We may conclude that of the four deterministic models, the quadratic model has the most variety. It also adheres to the rules of normality. As a result, we may conclude that it is the most appropriate fit for our Stocks Data set.We will now use the Quadratic model to forecast the stock market’s trend for the next five years.
data(Stock)
## Warning in data(Stock): data set 'Stock' not found
# Prediction for the next 5 years using Quadratic model
t = c(115,116,117,118,119)
t2= t^2
# In this step we will use two-step algorithm to predict the data
predict_data = data.frame(t,t2)
# Forecasting of the data
forecast_data = predict(Lmodel_2, predict_data, interval = "prediction")
# Here the interval argument displays the prediction interval printed in "forcasted_data
print(forecast_data)
## fit lwr upr
## 1 -1840647 -2001108 -1680185
## 2 -1873186 -2036488 -1709885
## 3 -1906011 -2072177 -1739844
## 4 -1939120 -2108176 -1770064
## 5 -1972515 -2144486 -1800544
# Plotting the prediction data
plot(Stock, ylim = c(0,120), ylab = "Standardized Residuals", main = "5 years forcasted data for ASX Stocks")
lines(ts(as.vector(forecast_data[,1]), start = 115), col="blue", type="l")
lines(ts(as.vector(forecast_data[,2]), start = 115), col="green", type="l")
lines(ts(as.vector(forecast_data[,3]), start = 115), col="green", type="l")
legend("topright", lty=1, pch=1, col=c("black","green","blue"), text.width = 38,
c("Data","Forecast limits(5%)", "Actual Forecasts"))

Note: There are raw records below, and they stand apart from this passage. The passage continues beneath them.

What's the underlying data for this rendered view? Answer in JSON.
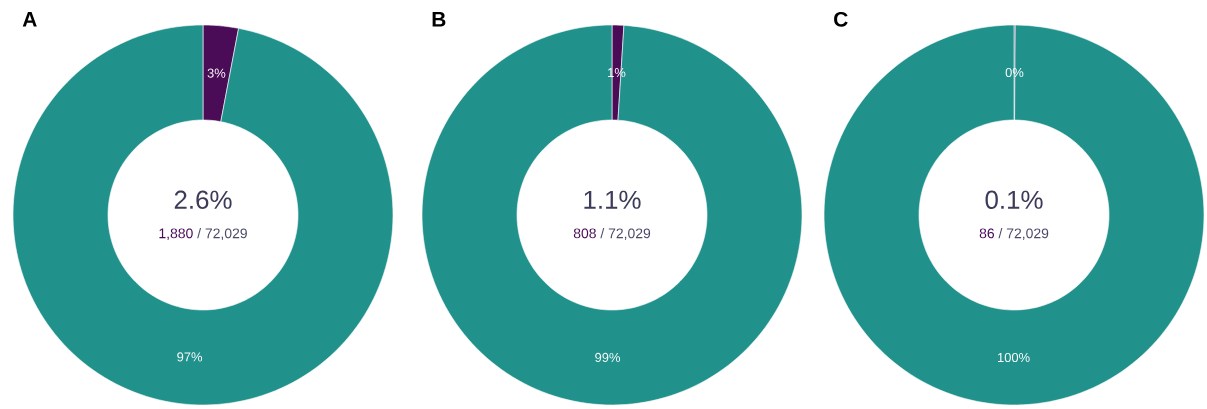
{
  "chart_data": [
    {
      "type": "donut",
      "title": "A",
      "categories": [
        null,
        null
      ],
      "values": [
        3,
        97
      ],
      "colors": [
        "#4a0b57",
        "#21918c"
      ],
      "value_labels": [
        "3%",
        "97%"
      ],
      "annotations": [
        "2.6%",
        "1,880",
        "/ 72,029"
      ]
    },
    {
      "type": "donut",
      "title": "B",
      "categories": [
        null,
        null
      ],
      "values": [
        1,
        99
      ],
      "colors": [
        "#4a0b57",
        "#21918c"
      ],
      "value_labels": [
        "1%",
        "99%"
      ],
      "annotations": [
        "1.1%",
        "808",
        "/ 72,029"
      ]
    },
    {
      "type": "donut",
      "title": "C",
      "categories": [
        null,
        null
      ],
      "values": [
        0.1,
        99.9
      ],
      "colors": [
        "#4a0b57",
        "#21918c"
      ],
      "value_labels": [
        "0%",
        "100%"
      ],
      "annotations": [
        "0.1%",
        "86",
        "/ 72,029"
      ]
    }
  ]
}
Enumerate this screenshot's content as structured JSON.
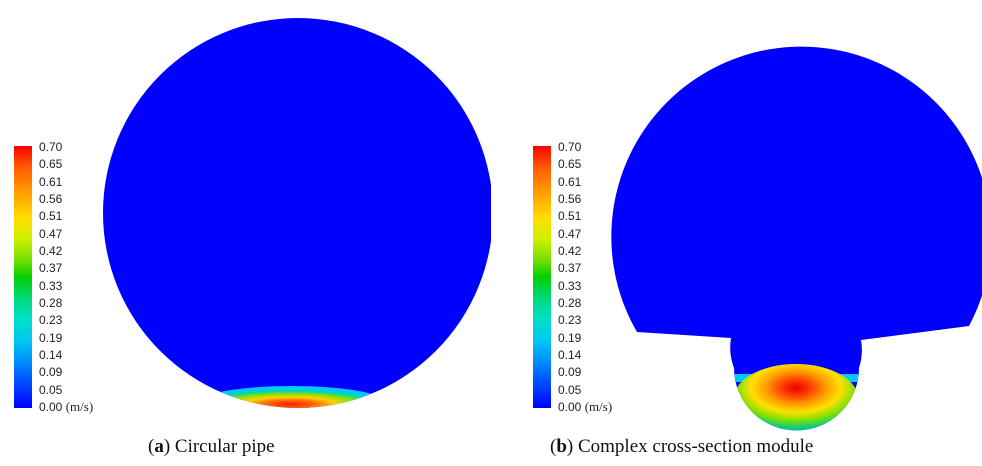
{
  "colorbar": {
    "ticks": [
      "0.70",
      "0.65",
      "0.61",
      "0.56",
      "0.51",
      "0.47",
      "0.42",
      "0.37",
      "0.33",
      "0.28",
      "0.23",
      "0.19",
      "0.14",
      "0.09",
      "0.05",
      "0.00"
    ],
    "unit": "(m/s)"
  },
  "colors": {
    "background_field": "#0000ff",
    "max": "#ff0000",
    "mid": "#00d000"
  },
  "panels": [
    {
      "letter": "a",
      "title": "Circular pipe",
      "paren_open": "(",
      "paren_close": ")"
    },
    {
      "letter": "b",
      "title": "Complex cross-section module",
      "paren_open": "(",
      "paren_close": ")"
    }
  ]
}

The data is first transformed to a time series and examined for 5 valid points, after which the data’s pearson correlation with its lags is computed.The ACF-PACF plot explains the series is seasonal nature while also it indicates that it is non-stationary.Assuming the series is deterministic, we try to fit linear, quadratic,and cosine regression models to it and examine the summary, followed by residual analysis for the four models.Following the research, it is obvious that the quadratic model provides the best fit and aids in the capture of the majority of data for prediction.The forecast for the next five years is calculated using a quadratic model. We may conclude from the deterministic trend modelling and residual analysis determines that the model has a weak deterministic trend and follows a stochastic trend.